Because The Guru has said that she sees somebody with blue eyes the only thing any islander can know is that they either have or don’t have blue eyes. Straight away I knew that it is only possible for Blue-eyed islanders to catch the ferry. That’s because the best anybody else can hope to know about themselves is that they don’t have blue eyes, and that won’t get them on the ferry.
So that had made it easier for me already.
Next, I noted that there is nothing that distinguishes one Blue-eyed islander from another. Because of this it is likely that all of the Blue-eyed islanders are going to leave together. I wasn’t definite that this would be the case, but it was the answer I was keeping my eye out for.
Mathematics is, in part, the art of being lazy. I was finding all these 100s of people wandering about a bit confusing. So, I decided to make it easier and imagine what would happen if there were only three people – one with blue eyes, one with brown eyes and The Guru (green eyes).

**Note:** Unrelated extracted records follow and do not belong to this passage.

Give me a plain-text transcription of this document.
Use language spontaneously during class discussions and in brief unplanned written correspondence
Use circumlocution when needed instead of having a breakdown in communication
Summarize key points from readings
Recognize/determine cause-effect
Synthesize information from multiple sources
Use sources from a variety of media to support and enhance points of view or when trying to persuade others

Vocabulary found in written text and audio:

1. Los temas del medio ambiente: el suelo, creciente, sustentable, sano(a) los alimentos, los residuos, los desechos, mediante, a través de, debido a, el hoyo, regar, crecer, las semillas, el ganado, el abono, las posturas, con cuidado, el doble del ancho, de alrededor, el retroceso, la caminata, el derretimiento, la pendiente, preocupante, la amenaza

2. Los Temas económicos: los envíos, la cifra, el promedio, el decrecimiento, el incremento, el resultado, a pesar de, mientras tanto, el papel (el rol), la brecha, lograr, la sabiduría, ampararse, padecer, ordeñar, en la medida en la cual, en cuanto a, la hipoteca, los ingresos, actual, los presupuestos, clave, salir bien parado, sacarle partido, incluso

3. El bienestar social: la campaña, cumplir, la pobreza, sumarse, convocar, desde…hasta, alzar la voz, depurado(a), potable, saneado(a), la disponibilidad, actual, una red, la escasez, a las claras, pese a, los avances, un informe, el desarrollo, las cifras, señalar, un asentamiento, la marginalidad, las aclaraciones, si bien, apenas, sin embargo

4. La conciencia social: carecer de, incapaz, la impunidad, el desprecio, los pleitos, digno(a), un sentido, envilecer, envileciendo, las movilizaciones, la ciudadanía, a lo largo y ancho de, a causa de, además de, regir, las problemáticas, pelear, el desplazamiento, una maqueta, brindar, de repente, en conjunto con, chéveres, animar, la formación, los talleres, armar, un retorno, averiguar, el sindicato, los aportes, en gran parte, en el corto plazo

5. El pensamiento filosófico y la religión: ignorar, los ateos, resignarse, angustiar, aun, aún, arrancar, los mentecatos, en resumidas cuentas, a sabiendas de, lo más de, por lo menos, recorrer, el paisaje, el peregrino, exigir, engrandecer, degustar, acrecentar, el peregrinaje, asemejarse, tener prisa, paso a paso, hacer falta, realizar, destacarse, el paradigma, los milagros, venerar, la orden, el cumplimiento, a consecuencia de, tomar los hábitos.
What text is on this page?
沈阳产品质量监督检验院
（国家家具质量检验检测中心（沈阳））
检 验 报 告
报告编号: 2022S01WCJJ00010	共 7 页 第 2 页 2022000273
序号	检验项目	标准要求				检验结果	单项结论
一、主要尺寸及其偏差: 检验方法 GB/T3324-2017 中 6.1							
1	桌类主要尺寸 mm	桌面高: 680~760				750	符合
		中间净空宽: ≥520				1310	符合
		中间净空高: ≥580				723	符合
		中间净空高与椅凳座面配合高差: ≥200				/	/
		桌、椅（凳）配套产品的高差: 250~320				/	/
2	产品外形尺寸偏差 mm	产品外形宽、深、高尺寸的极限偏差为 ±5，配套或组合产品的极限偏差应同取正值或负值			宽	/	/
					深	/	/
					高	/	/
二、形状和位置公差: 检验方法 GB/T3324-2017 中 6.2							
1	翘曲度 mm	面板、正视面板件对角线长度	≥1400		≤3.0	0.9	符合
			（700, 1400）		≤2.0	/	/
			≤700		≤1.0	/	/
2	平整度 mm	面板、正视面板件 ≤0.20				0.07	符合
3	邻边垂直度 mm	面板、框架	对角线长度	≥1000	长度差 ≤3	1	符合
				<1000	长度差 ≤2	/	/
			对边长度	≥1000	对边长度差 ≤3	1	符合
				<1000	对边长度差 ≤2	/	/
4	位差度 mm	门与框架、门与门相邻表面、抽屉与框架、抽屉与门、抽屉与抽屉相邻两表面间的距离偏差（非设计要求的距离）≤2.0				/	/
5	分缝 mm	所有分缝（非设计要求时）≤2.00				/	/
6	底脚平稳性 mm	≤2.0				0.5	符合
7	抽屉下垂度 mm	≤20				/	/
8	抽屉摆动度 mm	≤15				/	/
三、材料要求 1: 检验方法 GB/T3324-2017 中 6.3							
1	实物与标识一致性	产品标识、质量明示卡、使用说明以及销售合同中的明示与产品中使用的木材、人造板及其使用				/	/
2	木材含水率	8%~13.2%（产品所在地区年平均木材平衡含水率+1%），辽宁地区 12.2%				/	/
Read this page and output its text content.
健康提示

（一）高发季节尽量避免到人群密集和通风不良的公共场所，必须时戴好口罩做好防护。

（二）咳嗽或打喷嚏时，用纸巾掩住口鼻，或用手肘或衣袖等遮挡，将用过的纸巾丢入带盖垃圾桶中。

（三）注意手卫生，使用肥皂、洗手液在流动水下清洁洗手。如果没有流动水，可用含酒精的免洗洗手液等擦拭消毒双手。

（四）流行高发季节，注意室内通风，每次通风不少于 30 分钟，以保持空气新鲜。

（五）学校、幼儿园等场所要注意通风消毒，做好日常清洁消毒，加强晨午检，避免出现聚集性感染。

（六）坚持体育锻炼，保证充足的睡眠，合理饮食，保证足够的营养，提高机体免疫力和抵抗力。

- The Guru has no further information. She won’t leave.
- The Brown-Eyed islander will see the Blue-Eyed islander. They won’t leave on the first night.
- The Blue-eyed islander won’t see anybody else with blue eyes and will realise that The Guru must be talking about them. So, the Blue-eyed islander will leave on the first night’s ferry.
Now that’s fairly obvious, but I was hoping to build up my understanding of the problem by making it slowly more complex. Next, I imagined what would happen with five people: two with blue-eyes, two with brown eyes and The Guru (green eyes).
- The Guru has no further information. She won’t leave on any night.
- The Brown-Eyed islander will see the two Blue-Eyed islanders. They won’t leave on the first two nights.
- The Blue-eyed islanders will see one other person with blue eyes. They won’t leave on the first night.
When the?Blue-eyed islanders see that the other doesn’t leave on the first night?they know the only reason is that they themselves?have blue eyes and so:
- Both of the Blue-eyed islanders leave on the second night.
So, what happens with seven islanders – three Blue-eyed islanders, three Brown-eyed islanders and The Guru (green eyes)?
*deep breath*
- The Guru has no further information. She won’t leave on any night.
- The Brown-Eyed islander will see the three Blue-Eyed islanders. They won’t leave on the first three nights.
- The Blue-eyed islanders will see one other person with blue eyes. They won’t leave on the first two nights.
Imagine you are one of the Blue-eyed islanders. You see two Blue-eyed islanders. If they are the only two then they will leave on the second night by the logic above. When they don’t leave you realise that there must be a third Blue-eyed islander and that this is you. And so,
- The three Blue-eyed islanders leave on the third night
Now, this logic will continue all the way up to the situation where there are 100 Blue-Eyed Islanders and so you can say that all of the Blue-eyed islanders will leave on the 100th night.
Now, I’m not saying that the way I did the problem made it easy – it is still a difficult logic puzzle after all – but by breaking it down I was able to find the answer. There just remains one part of the puzzle unexplained: how on earth does that ferry company make any money?